They could not understand the action of a company of imperial Cossacks in ranging alongside of the machine, and only withdrawing when the indignant chauffeur sent the machine forward with a vicious plunge.

An hour passed, and no word from the departed special messengers.

The boys walked with the duke through his magnificent gallery, but it is doubtful if they had any high appreciation of the treat. In every picture they saw a Cossack wrapped in a rainbow.

Finally, observing their inattention, and attributing it to anxiety on their part at the committing of a breach of discipline, the duke instituted inquiry as to the whereabouts of his chauffeur, intending to forward the boys at once to Admiralty Place. Neither driver nor machine could be found on the premises.

Billy felt that it was his turn to get into the figuring.

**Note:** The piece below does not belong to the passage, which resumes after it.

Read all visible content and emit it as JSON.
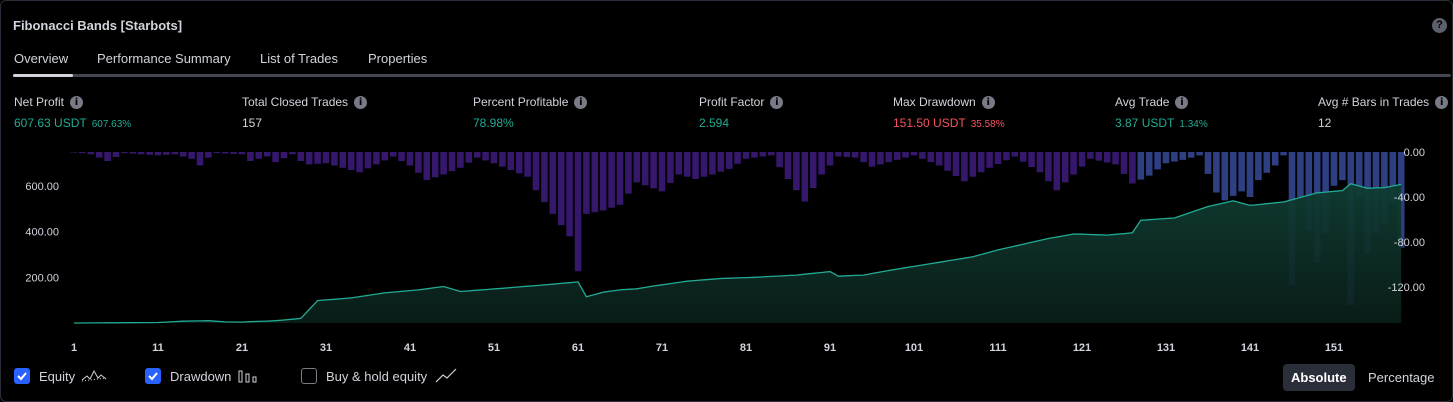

"It is such a fine evening, sir, and a straight way, that, if it is all the same to you, Henri and I would like the exercise of walking back to headquarters."

Henri could not fathom the scheme that his chum was nursing, but he made no objection to the proposition.

The duke did not accompany the boys further than the door of the art gallery, stating, with a grim smile, that he had always with him a reminder of his fighting days in the shape of a "game leg." He gave them both a kindly farewell and exacted a mutual promise of a longer visit next time.

Behind the broad back of the flunky the lads proceeded as far as the drawing-room, when Billy "happened to think" that he had left his gloves in the dining-hall. There he looked for his missing gloves—out of the window!

In the glow of the high-lights on the broad avenue were revealed the gold-braided cavalrymen of the earlier hours, still patiently pacing their horses up and down in front of the palace.